From JASMINE BROWN, Plaintiff, v. MONTEFIORE MEDICAL CENTER, et al., Defendants., 2019 WL 6878214 (S.D.N.Y., 2019):
In my Opinion & Order, I observed that Defendant offered two non-discriminatory reasons “for Plaintiff’s termination: (1) Plaintiff’s act of working shifts during the leave she had been granted on December 5 and 6, 2013; and (2) Plaintiff’s failure to punch out when she left her shift on December 6, 2013.” (Doc. 102, at 16.) Defendant now argues that when denying its motion for summary judgment I “overlooked the proffered evidence of the actual reason for Plaintiff’s termination, and misstated those reasons [sic] in [my] analysis.” (Doc. 103, at 16.) Reexamining Defendant’s memorandum of law in support of its motion for summary judgment, I find that Defendant is incorrect.
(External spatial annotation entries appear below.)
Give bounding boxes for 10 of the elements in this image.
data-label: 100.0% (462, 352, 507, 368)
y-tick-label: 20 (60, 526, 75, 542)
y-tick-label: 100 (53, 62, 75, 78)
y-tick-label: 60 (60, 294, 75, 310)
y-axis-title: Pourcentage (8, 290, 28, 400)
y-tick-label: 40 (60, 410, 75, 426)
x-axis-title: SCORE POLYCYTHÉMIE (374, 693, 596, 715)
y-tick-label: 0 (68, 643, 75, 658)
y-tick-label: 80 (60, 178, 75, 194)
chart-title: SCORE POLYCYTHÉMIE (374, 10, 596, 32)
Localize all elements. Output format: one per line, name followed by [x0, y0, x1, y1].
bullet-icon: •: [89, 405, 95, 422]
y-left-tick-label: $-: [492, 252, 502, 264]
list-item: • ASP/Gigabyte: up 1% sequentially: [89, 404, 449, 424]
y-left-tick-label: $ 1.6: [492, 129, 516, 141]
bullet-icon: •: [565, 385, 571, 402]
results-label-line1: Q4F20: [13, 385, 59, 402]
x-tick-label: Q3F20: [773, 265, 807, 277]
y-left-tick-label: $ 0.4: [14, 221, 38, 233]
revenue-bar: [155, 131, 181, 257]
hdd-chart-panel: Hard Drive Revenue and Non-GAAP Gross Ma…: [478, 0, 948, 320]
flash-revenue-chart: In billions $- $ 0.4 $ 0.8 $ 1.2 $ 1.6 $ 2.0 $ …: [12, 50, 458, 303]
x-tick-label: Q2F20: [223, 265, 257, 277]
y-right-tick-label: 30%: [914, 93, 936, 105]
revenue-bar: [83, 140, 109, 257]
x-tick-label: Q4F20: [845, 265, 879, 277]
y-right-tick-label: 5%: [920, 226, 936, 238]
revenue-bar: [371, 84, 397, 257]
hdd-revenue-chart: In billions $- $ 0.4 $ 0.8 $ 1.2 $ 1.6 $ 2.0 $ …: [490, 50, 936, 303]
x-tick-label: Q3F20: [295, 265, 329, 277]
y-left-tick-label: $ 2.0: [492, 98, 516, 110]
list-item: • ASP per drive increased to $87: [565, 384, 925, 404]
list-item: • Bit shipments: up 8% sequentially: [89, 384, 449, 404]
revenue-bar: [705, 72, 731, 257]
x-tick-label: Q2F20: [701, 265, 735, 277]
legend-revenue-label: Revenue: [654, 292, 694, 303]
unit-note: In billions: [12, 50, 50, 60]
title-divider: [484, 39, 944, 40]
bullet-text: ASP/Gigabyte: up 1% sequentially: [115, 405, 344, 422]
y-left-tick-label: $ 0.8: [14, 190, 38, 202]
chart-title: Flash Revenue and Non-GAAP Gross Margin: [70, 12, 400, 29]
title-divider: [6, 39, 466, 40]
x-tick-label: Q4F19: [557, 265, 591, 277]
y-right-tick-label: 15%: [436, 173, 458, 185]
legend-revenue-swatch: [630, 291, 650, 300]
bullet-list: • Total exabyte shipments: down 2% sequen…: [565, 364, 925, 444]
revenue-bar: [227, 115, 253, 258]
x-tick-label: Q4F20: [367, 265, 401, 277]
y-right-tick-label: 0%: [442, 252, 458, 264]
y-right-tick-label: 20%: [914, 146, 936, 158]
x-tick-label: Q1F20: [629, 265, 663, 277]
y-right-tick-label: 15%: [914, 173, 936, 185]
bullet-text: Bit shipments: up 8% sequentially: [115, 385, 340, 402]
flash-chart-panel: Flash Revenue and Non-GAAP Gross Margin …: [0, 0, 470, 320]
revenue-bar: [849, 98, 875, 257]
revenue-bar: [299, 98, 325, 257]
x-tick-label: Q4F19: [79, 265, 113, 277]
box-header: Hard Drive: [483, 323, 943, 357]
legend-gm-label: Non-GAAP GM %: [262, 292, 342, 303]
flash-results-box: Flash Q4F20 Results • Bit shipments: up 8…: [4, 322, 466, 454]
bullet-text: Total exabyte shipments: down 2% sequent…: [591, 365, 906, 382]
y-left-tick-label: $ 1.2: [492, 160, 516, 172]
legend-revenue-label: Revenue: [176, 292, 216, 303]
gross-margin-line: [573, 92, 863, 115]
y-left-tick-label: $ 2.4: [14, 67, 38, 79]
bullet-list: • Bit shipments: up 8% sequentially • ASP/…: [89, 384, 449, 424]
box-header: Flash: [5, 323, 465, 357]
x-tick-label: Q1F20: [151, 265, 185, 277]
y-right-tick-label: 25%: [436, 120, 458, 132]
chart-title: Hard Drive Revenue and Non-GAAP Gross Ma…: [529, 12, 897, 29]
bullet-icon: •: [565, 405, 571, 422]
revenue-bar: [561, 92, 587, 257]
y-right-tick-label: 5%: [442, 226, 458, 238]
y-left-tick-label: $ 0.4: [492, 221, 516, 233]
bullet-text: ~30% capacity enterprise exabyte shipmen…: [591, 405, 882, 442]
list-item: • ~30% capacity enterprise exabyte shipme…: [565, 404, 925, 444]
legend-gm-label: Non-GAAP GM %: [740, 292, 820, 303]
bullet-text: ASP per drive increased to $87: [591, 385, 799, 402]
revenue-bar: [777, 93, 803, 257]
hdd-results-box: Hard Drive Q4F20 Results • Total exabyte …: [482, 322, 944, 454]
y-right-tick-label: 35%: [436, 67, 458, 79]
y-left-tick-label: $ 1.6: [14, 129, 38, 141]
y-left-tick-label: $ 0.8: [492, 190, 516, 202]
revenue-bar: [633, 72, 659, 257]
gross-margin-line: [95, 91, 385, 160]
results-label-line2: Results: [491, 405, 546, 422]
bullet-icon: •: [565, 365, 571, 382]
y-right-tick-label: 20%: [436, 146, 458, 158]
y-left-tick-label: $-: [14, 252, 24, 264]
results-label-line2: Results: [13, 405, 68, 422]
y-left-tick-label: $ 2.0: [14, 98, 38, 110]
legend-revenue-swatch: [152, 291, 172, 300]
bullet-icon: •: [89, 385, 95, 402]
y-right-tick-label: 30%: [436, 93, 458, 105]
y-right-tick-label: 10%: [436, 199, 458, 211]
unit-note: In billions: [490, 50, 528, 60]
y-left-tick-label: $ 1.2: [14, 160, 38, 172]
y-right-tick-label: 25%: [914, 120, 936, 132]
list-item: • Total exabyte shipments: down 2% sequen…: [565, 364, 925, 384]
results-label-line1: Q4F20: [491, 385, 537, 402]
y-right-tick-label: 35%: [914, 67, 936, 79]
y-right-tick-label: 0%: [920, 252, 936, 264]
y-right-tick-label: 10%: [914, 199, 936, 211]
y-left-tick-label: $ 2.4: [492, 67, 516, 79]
When articulating the alleged non-discriminatory reasons for Plaintiff’s termination, Defendant’s memorandum of law unambiguously stated the following:
Plaintiff’s act of working shifts elsewhere during her requested bereavement period, standing alone, constitutes a terminable offense. (56.1 Stmnt. ¶ 41.) But Plaintiff also failed to punch out timely when she left her shift on December 6, causing further expense to the department. This too constituted a violation of Montefiore policy. (Policy Number VII-I, attached to Malley Decl. as Exhibit O (“Dishonesty, including falsification of records, reports, documents or time/attendance records.”)
(Doc. 90, at 20.)
Contrary to Defendant’s motion, these are the exact proffered reasons for Plaintiff’s termination that I analyzed in my Opinion & Order. Defendant is wrong to now argue that I should have read more into its memorandum than the quoted language posits, particularly when the burden was on Defendant to proffer legitimate, non-discriminatory reasons for the adverse employment action. See Abdu-Brisson v. Delta Air Lines, Inc., 239 F.3d 456, 468–69 (2d Cir. 2001). Such an argument is not the proper subject of a motion for reconsideration.